OIL has used the seismic data, the two Namibian wells on the block and regional data to evaluate the likelihood that the reservoirs would be predominantly light oil-bearing; gas condensate-bearing or dry gas-bearing. For Delta, OIL concludes probabilities of 50%, 40%; and 10% respectively. The Gamma and Alpha structures are rated 45%, 44% and 11% respectively.

OIL have engineered the most likely development approach and associated capital cost, operating cost and production profiles for each case together with currently traded oil and gas prices (gas into Europe), escalated to 2020 first production and beyond. They have calculated NPV 10% after-tax values on that basis for each case. Each has been valued on an independent standalone basis to avoid trying to determine economies of shared facilities.

The final step has been to estimate a geological chance of success (“GCOS”) for each structure. DeltaM has been assessed as having a 40% GCOS and DeltaP a 24% GCOS. The leads have a GCOS ranging between 10 and 20%. An economic confidence factor has then been applied to the geological COS’s to calculate the economic COS “ECOS” which is used in the determination of risked reserves and the EMV calculations. DeltaM has a 31% ECOS; DeltaP a 19% ECOS; and the leads between 8% and 12%.

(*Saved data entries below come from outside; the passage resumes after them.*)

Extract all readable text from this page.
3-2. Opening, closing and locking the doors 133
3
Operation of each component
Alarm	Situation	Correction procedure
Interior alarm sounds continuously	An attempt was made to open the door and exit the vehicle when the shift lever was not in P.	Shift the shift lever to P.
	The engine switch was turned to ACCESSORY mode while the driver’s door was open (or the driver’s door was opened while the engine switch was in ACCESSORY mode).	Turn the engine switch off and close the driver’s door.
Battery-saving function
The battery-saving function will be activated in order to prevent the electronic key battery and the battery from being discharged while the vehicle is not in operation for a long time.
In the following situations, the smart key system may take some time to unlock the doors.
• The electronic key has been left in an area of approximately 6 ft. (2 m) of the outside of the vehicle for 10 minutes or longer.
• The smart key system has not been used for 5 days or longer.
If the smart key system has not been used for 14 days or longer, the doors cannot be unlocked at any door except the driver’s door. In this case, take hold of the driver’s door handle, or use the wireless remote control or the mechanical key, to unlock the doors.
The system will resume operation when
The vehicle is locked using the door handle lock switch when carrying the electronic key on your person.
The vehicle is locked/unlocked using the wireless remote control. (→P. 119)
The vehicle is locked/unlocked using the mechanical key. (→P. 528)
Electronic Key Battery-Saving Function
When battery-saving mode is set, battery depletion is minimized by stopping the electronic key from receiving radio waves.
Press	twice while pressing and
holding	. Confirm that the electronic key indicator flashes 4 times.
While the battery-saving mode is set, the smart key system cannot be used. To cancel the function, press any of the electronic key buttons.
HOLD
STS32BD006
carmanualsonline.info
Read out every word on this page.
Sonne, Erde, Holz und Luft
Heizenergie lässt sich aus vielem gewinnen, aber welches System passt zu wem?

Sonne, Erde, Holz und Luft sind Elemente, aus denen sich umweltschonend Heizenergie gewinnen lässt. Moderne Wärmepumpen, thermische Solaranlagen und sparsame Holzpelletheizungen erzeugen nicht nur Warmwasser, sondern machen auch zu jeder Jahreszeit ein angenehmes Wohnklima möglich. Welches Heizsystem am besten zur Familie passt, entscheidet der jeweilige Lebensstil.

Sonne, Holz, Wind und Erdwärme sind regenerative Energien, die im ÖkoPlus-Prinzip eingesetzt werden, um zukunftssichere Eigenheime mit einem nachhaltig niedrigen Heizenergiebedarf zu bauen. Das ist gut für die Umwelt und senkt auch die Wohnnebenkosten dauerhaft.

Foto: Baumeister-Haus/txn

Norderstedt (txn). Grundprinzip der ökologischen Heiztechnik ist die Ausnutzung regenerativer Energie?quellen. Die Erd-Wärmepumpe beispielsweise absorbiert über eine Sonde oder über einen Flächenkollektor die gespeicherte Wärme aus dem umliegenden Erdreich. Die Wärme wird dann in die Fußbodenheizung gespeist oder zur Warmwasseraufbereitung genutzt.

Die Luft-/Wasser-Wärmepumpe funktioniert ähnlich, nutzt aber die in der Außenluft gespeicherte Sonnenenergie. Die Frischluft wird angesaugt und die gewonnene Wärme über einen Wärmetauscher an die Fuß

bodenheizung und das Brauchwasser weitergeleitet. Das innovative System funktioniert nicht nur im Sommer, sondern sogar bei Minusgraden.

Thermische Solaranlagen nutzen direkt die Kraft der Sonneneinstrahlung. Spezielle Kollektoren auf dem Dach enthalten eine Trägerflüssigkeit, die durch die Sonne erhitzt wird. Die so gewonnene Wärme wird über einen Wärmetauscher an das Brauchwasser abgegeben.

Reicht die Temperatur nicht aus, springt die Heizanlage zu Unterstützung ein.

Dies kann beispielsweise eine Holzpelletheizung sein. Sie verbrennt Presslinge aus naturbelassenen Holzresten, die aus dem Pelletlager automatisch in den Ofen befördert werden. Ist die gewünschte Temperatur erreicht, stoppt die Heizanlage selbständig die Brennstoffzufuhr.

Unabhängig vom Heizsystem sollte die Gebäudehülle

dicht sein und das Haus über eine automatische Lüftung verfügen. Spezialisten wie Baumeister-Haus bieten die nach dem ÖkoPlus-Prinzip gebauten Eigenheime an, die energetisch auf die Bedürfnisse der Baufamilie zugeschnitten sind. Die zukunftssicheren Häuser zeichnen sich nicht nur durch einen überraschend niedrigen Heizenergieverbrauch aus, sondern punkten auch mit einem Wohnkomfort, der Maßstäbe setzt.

The OIL review team included two geophysicists, a geologist and a petroleum engineer having a total of 125 years of experience as technical specialists in the oil and gas industry. In particular, two of them have considerable experience of South America where South Atlantic exploration is most advanced. The OIL assessment has been undertaken in compliance with the SPE Petroleum Resources Management System (SPE-PRMS). OIL has had access to all available data from the Licence and a wide variety of regional technical information. They reviewed the work undertaken by Arcadia and specialist consultants and where relevant, undertook technical analysis of their own to accommodate their own wide and relevant experience, particularly of the Brazilian basins, and any publicly available information. Interaction with Arcadia took place to understand their technical approach but the conclusions drawn are entirely those of OIL.

The first exploration well, currently anticipated at the end of Q1 2012, will test as many as five zones of interest including two prospects and three leads targeting a “best estimate” resource potential of an estimated 6-12 billion barrels of recoverable oil equivalent (gross) depending on whether the fluid is predominantly gas or oil respectively.

Peter Kingston, Chairman of Tower Resources plc, commented: “The comprehensive independent reassessment of the prospectivity of Namibia Licence 0010 has confirmed its potential as a world class group of oil and gas prospects. It is particularly encouraging that the 3-D seismic survey has substantially increased the reserve potential of the Delta structure and has led to an improvement in the chance of success with the first well. This well alone, still on schedule for the end of Q1 2012, will test a resource potential of significantly more than 5 billion barrels of oil equivalent.”